Columnist: Di Wade - Busy week
This month, besides recognising three Strictly “stars”, I’ve enjoyed afternoon tea in Great Eccleston, world championship fireworks on the prom – and joined in so lustily with the Last Night of the Proms that half my neighbours put their houses up for sale.
I am now counting down to the Ryder Cup, and wishing this week might have been less bogey-filled:
Monday: by the time I reached my desk, I’d dodged three inattentive people, painfully negotiated two oblivious impromptu conferences in the middle of corridors, and narrowly avoided being mown down by a cleaning cart: Which, since I am hardly thin and sylphlike, and am moreover preceded everywhere by a four-foot-long white stick, DID make me wonder what more I needed, a high vis jacket and a megaphone?
And further, how it fell to a woman who’d addressed entire conversations to plants, empty chairs and cocktail cabinets to do all the seeing. These musings largely hailing from my having got out of bed on the wrong side, nearly concussing myself on a low-hanging light fitting, a strong coffee sufficed to remind me that blending in was my life’s chief aim: Most people clearly NOT being blind, deaf or doolally, as may be, self-respect and independence have always dictated that if I can’t beat, I certainly join ‘em, and on no account make like a whingeing wet hen.

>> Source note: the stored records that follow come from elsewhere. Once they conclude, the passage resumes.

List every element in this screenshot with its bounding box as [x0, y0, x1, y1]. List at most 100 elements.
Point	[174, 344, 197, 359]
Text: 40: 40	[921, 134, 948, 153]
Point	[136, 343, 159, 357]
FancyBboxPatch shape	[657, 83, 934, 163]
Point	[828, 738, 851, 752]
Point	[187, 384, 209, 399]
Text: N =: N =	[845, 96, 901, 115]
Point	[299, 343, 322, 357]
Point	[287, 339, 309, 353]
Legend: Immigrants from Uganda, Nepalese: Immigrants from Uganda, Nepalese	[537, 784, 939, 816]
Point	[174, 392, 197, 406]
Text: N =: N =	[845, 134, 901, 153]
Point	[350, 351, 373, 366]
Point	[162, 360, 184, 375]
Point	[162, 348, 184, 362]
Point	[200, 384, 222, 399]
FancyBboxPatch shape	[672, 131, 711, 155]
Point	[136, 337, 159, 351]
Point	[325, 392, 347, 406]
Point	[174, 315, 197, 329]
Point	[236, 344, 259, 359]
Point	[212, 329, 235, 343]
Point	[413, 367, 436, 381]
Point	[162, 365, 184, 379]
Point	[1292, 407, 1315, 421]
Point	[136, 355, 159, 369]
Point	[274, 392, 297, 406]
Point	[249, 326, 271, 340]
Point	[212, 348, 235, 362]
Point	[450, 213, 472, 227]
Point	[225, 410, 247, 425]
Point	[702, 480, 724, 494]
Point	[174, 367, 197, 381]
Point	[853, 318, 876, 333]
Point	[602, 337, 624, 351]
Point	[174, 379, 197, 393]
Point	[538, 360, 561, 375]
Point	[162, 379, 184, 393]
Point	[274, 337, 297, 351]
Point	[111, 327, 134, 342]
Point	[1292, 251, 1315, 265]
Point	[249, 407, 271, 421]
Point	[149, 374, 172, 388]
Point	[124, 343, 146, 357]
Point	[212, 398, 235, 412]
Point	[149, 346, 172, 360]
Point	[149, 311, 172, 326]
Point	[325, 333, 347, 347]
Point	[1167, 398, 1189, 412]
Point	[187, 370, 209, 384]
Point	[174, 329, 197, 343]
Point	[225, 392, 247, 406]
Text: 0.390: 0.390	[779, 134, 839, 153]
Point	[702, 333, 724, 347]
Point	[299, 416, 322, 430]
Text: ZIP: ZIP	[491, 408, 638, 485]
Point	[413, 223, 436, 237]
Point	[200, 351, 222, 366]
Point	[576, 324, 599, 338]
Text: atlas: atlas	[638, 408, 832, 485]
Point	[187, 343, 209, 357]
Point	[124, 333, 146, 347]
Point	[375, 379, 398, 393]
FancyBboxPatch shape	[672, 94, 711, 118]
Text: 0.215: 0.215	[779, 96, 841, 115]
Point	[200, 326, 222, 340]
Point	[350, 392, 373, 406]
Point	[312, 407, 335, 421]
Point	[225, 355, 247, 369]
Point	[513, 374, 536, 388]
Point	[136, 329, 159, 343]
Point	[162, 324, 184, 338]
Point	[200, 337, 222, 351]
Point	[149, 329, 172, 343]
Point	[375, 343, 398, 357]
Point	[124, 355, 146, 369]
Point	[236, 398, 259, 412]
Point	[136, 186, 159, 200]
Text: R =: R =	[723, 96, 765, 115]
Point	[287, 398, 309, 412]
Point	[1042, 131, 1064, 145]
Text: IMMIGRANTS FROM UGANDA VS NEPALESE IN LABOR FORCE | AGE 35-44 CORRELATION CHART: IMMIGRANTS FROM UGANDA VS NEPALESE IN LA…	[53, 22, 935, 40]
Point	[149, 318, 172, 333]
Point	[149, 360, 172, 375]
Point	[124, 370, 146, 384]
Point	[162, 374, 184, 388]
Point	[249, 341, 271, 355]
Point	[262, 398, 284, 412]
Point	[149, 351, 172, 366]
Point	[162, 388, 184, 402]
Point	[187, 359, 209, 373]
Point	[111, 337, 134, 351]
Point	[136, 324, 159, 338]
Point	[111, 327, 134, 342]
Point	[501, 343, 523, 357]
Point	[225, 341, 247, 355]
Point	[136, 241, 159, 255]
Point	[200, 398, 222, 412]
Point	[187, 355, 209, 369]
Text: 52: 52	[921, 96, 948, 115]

Still, you DO see life when you CAN’T actually see it, the best, worst and barmiest of it.
Tuesday: Arrived late for a dental appointment as the assistant refused to credit my stair-climbing abilities, and instead steered me to a lift which moved only after repeated applications of a crowbar by a guy in overalls. It was altogether shades of being met at Stanstead some years ago by an assistant who couldn’t accept that I didn’t need a wheelchair,though I’d never said I did as I definitely didn’t, despite my assurances of miles walked in the Lakes; it being my eyes not my legs that were the problem, and my ultimately
surviving our current “ever so long” trek with rather more breath than he boasted.
He even appealed to my waiting sister and brother-in-law, despite this last evidence, to know that he had done right in heeding me and allowing the ditching of the wheelchair.
They alas could neither confirm nor deny being simply helpless with laughter at the imagination of my outrage.
Wednesday: Apologetically hoped my waiting taxi-driver hadn’t caught hypothermia while I crawled round the hall in search of my dropped keys.
He deadpanned no, though his car WAS now due its MOT, and we laughed all the way to work.
Thursday: Was congratulating myself on having got my bin out, laboriously but minus crunching collisions or suspicious cackles of laughter from next door this week, when a friend showed up with a sample of her latest star-baking.
Her opening words: “Your bin was out – so I put it back”.
Friday: Have forgiven friend, but am emphatically opening wine.